2年の時には、グランドマスター(国内全プレーヤーの上位0・05%に与えられる称号)となり、このまま勉強して大学に進学し、普通に就職する人生ではなく、やりたいことがあるなら挑戦すべきではないかと思うようになりました。そして、全国高校eスポーツ選手権にどうしても出場したかった。だから、eスポーツ部が活躍していたN高への転校を決めました」
思い出はリーダーとの「大げんか」
N高は通信制だが、学校生活で今も心に残っているのは、LoLを通じた仲間の存在だった。
「通信制の高校って、人と関わりをあまり持たない学校だと思っていました。しかし、自分が動けば、いろいろな出会いがあります。eスポーツ部に入り、『KDG N1』のメンバーと出会いました。
メンバーは個性の豊かな人が多く、時々ぶつかることもありました。特に、第3回全国高校eスポーツ選手権の決勝大会前日に、リーダーの『まりも』選手(本名・井上瑞貴さん)と大げんかをしたことが思い出に残っています。目標は同じ優勝でしたが、戦術について考えが合わず、決勝大会に出られないんじゃないかって思うくらいのけんかをしてしまいました。でも、顧問の先生やコーチが私を諭してくれて……。まりも選手も大会当日、何事もなかったように『おはよう。今日頑張ろうな』みたいな感じで話してくれたので、救われました。
一緒に全国高校eスポーツ選手権を戦い、友達関係が築けましたし、自分の好きなことに時間を使える通信制の高校に転校して本当によかったです」
信頼できる仲間と臨んだ全国高校eスポーツ選手権では、第2、3回とも最高の結果を残した。ところが、大友さんにとって、高校最後の第3回選手権は完全燃焼できなかった。
「(オフラインで開かれた)第2回選手権は大きい会場に観客がいて、すごく緊張しました。心の余裕はなかったですね。ディフェンディングチャンピオンとして戦った第3回選手権は、絶対優勝できるという自信を持てるくらい練習をしたので、余裕がありました。
第3回選手権の決勝戦、『アートカレッジ神戸A』
との試合はピンチもありました。奇襲をかけるため、試合直前にレギュラーの選手とサブの選手を入れ替えました。元々、私たちのチームは、私とまりも選手のコンビを中心に戦うのが特徴なんですが、サブの選手を入れたメンバーであまり練習をしていなかったため、コンビネーションがうまくいかず、対応できませんでした。
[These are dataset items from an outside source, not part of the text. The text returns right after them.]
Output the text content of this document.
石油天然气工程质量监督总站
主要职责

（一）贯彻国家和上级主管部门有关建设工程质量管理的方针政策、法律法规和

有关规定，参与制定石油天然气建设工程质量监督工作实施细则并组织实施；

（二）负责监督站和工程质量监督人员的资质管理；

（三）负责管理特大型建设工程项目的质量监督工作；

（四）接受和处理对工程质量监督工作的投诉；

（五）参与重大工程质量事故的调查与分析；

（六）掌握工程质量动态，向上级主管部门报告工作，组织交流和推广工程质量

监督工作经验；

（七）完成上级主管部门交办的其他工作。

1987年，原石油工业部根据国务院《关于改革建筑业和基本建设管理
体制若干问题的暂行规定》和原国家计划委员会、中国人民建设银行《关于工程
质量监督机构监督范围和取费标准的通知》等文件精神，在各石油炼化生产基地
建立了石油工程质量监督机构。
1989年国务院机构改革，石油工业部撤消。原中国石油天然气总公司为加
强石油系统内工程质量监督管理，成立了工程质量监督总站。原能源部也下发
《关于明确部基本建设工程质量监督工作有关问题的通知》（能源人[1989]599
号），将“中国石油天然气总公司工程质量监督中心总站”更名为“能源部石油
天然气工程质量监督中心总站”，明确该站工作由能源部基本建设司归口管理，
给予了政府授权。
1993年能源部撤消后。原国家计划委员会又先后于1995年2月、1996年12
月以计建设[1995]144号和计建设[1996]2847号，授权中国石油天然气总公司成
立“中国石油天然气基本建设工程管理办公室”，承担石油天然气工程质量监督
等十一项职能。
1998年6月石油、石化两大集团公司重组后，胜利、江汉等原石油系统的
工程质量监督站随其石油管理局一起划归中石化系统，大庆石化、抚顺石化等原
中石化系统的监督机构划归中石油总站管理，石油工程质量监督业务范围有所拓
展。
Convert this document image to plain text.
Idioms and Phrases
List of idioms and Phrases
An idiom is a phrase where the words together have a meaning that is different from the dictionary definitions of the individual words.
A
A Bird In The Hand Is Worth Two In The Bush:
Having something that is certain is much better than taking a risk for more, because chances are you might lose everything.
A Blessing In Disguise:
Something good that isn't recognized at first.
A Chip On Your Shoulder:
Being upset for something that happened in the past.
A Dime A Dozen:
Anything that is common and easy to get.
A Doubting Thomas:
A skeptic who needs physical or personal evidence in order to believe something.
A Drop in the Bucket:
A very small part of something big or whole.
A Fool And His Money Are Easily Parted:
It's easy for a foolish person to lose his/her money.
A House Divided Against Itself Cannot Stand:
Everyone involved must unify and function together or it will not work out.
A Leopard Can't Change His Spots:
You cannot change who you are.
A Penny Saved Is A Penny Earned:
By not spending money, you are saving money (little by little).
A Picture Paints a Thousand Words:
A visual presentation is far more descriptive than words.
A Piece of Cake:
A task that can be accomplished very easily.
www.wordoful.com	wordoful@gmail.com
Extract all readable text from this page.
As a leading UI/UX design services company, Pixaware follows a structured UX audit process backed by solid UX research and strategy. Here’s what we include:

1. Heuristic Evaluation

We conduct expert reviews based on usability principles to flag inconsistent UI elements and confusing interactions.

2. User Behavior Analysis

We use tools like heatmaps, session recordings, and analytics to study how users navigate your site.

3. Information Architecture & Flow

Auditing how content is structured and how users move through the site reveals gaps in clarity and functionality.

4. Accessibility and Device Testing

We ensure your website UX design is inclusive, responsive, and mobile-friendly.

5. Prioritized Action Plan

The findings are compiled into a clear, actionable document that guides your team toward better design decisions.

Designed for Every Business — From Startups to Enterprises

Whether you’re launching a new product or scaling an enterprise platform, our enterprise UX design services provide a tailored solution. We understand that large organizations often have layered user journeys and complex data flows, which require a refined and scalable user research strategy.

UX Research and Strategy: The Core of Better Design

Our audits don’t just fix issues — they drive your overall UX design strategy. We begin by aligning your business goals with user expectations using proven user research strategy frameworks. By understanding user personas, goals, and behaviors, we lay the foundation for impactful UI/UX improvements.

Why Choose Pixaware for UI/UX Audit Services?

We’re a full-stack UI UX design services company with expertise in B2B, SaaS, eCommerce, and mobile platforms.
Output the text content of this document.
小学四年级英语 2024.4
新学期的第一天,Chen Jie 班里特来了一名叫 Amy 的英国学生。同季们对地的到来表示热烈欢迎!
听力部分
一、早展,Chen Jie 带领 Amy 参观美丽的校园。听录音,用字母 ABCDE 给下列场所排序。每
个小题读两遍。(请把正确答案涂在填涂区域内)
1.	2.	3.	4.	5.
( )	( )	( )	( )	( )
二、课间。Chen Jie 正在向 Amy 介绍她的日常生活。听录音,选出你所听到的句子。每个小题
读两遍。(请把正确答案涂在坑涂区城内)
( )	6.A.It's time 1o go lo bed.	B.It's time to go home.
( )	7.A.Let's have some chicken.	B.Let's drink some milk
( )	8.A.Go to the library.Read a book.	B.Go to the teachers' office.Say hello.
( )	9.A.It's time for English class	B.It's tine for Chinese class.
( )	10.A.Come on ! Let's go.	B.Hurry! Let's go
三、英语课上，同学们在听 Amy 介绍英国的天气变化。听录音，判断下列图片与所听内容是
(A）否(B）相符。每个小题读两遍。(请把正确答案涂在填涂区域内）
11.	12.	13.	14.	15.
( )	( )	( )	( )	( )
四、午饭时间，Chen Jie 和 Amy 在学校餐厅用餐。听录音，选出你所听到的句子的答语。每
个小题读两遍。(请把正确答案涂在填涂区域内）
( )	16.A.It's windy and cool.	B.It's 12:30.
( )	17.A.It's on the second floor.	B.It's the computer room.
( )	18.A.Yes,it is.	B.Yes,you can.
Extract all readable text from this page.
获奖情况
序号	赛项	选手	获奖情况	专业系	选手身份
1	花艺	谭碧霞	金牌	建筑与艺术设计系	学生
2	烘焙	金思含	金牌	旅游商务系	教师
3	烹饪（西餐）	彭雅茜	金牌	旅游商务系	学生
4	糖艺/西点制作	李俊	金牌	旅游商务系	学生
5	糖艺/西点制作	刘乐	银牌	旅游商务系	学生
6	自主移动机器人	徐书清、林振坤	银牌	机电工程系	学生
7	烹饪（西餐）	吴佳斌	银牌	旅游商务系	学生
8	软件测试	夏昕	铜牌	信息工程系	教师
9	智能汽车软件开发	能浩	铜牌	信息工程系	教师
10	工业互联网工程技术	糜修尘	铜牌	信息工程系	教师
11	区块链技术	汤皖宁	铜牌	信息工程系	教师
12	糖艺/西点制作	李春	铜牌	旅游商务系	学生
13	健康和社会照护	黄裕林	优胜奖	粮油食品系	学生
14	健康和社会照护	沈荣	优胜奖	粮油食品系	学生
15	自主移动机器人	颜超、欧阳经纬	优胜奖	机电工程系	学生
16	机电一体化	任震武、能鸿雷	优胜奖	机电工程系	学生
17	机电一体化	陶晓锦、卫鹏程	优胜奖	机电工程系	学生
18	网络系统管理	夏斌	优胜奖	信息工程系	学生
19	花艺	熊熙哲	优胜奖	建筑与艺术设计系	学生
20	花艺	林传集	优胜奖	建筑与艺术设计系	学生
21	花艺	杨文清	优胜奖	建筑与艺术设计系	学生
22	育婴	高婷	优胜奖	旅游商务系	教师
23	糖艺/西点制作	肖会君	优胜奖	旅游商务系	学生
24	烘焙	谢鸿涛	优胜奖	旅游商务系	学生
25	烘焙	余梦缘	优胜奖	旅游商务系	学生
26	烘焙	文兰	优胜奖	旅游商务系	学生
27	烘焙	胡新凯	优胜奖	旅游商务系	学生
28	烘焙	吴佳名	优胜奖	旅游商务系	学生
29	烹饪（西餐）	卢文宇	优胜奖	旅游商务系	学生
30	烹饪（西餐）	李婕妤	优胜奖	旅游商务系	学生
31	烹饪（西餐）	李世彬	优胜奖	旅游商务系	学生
最終的に「ぷりも」選手(本名・綱澤志遠さん)がいいプレーをして逆転。ただ、自分以外の人が活躍して勝利するのは、ちょっと悔しかったですね」
第4回大会「女子チーム応援したい」
大友さんは現在、タレントとして活動する一方、プロチーム「Rascal Jester」の練習生としてeスポーツにも取り組んでいる。だが、プロのレベルの高さを痛感している。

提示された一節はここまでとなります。